The origin and rotation of binary asteroids

Abstract

Binary asteroids were detected in a variety of dynamical populations, including Near-Earth Asteroids (NEAs), the main belt (MB), Trojans, and transneptunian objects (TNO). We discuss a new “multi-impact” model for origin of all classes of binary objects, including binary asteroids, Pluto–Charon, and the Earth–Moon systems. Basic elements of the model is the effective accumulation of multi-impact meteoritic ejecta in satellite orbits due to the collisional interaction between impact debris and initial low-massive ring around the primary body.
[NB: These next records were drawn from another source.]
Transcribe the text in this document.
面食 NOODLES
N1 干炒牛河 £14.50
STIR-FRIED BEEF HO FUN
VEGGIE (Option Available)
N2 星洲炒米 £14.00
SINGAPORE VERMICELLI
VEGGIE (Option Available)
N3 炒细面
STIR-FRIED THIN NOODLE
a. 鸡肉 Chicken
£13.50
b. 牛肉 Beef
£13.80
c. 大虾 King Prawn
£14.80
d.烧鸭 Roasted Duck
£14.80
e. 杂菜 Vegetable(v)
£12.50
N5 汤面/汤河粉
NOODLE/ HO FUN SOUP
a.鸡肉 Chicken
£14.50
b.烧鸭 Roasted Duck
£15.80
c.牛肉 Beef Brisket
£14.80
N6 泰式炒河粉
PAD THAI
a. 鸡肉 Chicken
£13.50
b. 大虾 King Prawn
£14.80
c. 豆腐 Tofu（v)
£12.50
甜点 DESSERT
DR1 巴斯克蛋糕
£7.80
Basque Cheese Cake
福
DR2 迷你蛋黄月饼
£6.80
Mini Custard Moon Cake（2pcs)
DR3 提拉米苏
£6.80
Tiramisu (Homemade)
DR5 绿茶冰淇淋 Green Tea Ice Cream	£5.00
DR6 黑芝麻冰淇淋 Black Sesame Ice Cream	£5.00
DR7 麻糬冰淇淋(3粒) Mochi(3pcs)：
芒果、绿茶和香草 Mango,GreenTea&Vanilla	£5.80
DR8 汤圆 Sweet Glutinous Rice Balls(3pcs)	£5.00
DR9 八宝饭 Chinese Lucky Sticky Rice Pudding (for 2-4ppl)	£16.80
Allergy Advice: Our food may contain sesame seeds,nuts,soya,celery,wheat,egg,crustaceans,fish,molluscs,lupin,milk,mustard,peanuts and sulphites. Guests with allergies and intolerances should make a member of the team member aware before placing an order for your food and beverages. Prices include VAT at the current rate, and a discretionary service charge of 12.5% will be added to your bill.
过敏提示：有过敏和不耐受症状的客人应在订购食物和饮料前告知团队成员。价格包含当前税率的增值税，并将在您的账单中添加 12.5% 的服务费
The origin of satellites of all small planets in the Solar System is a result of numerous meteoritic impacts on a rotated small planet and accumulation of meteoritic ejecta around the primary body. An important prediction from the new model is that asteroids with satellites rotate faster than single asteroids. The model is confirmed by comparisons of spin rates of binary asteroids and single objects. Average spin rate for main-belt asteroid is 2.45 ± 0.05 rev/d (single objects) and 4.51 ± 0.21 rev/d (13 binary objects); direction of rotation of satellites is prograde only (three samples). Average spin rate for NEAs is 2.72 ± 0.26 rev/d (single objects) and 9.28 ± 0.25 rev/d (19 binary objects).